Mansfield Building Society has launched a buy-to-let range up to 75% LTV and updated its rental income criteria in response to the Prudential Regulation Authority’s (PRA) new underwriting standards.
The new range includes three and five-year fixed rate as well as two and three-year discounted rate products.
For house purchase and remortgage with additional borrowing, rental income must now be at least 145% of monthly mortgage interest calculated at 5.5% with the exception of the five-year fixed rate product, which requires rental income to be at least 130% of the monthly mortgage interest calculated at 5%.
The Society’s existing Family Buy to Let product and its Consumer Buy to Let mortgages remain available up to 70% LTV.
Rental income requirements for these mortgages remain unchanged at a minimum 130% of the monthly mortgage interest calculated at 5%.The Society will also use this rental income calculation in all instances where remortgages have no additional borrowing.

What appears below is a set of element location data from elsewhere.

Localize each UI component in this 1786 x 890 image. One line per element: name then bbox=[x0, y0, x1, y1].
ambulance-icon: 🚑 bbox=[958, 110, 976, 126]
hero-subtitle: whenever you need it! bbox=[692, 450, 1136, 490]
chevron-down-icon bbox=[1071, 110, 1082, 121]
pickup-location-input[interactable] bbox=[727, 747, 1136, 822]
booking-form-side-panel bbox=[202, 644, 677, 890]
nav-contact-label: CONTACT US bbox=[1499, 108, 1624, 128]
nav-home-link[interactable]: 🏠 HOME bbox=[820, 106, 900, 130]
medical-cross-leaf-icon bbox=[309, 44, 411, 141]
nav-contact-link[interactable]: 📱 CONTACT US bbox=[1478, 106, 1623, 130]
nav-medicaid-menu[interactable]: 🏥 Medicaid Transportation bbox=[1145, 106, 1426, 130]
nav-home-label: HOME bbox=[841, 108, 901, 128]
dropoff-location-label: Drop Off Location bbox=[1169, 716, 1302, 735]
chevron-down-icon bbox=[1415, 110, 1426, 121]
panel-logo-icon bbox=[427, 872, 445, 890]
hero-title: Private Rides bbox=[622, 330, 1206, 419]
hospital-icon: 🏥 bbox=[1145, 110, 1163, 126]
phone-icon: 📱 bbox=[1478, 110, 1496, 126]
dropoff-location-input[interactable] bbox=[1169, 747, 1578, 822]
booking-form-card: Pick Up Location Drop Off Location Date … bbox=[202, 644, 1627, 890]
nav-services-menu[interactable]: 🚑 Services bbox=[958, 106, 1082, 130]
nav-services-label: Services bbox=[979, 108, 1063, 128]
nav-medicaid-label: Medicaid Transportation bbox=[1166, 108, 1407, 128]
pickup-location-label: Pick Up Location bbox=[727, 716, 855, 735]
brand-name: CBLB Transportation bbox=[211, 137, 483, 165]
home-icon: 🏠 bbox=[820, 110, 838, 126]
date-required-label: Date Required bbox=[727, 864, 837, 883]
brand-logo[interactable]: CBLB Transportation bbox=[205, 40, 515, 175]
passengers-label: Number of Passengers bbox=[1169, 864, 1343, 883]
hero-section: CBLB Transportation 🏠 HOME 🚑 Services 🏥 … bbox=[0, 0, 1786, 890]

Steve Walton, national development manager at Mansfield Building Society, said: “Responding to the latest PRA requirements does not necessarily mean that lenders cannot continue to offer flexibility and choice. We wanted to make sure that we have the right criteria and products available for our broad buy to let customer base. By raising our maximum loan to value to 75%, brokers and their clients will benefit from increased product availability.”